I stand on the Cape before dawn,

Ursa Major lumbers from the waves.
Hercules, Pegasus, Draco, Cepheus.
They're all there. His order

remains; no son of Zeus can doom me
with saving. I'll stay this time and watch
Cetus boil up from the dark churning,

pray his razor teeth cut deep, rip me,
broken and bleeding from dark myth
to the disordered passion of living.

Heat Wave

Six days
Sky methane flame
Road ashy coal
Butt-end Chesterfield
through the driver's side

the whole damned week
goes up

Open Heart

Rib spreader after bone,
Carved red plates of muscle
Find between delicate bellows
The metronome


Mexican restaurant
            American name
                        anchors the strip mall
                                    off the highway.

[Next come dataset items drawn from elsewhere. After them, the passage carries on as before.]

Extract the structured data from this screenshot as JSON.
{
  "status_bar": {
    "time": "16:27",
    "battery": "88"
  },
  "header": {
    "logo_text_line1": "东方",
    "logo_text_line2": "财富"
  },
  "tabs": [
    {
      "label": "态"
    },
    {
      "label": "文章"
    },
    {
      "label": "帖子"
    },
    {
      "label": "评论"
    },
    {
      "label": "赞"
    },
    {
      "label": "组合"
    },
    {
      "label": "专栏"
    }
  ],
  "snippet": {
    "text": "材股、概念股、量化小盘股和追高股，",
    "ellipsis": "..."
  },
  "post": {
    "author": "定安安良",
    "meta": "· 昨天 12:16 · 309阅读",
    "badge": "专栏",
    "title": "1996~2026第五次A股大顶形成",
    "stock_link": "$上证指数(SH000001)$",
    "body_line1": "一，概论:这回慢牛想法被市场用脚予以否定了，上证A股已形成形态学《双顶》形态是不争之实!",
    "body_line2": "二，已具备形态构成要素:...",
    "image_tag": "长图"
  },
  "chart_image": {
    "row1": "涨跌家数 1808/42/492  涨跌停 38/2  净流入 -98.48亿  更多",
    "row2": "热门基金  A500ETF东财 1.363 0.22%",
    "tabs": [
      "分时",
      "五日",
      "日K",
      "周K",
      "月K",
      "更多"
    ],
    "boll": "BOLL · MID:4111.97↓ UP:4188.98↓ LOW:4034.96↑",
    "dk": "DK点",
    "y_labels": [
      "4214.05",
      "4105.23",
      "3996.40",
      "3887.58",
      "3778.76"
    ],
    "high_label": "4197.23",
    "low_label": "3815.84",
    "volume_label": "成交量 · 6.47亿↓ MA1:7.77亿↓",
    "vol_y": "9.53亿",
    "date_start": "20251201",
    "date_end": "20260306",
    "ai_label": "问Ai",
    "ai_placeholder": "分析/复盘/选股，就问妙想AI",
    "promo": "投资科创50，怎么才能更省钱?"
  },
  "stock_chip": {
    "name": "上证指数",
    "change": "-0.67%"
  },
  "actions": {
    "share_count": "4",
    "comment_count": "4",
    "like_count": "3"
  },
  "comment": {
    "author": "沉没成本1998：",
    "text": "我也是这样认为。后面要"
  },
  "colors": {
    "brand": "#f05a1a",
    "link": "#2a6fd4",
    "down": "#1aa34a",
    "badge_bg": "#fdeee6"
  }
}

Seventeen, I order my first
            margarita with my fake
                        i.d., high above
the crowd, it floats

to me.  Crusted with salt,
            that sweet.  I won't know
                        for twenty years it tastes
                                    like a discovered shame.

Serapes on the wall,
            empty pinatas,
sombreros, brims strung
with little red pom-poms.

The tequila is real
            as the boy who brought me here.

I feel them
                        moving inside me.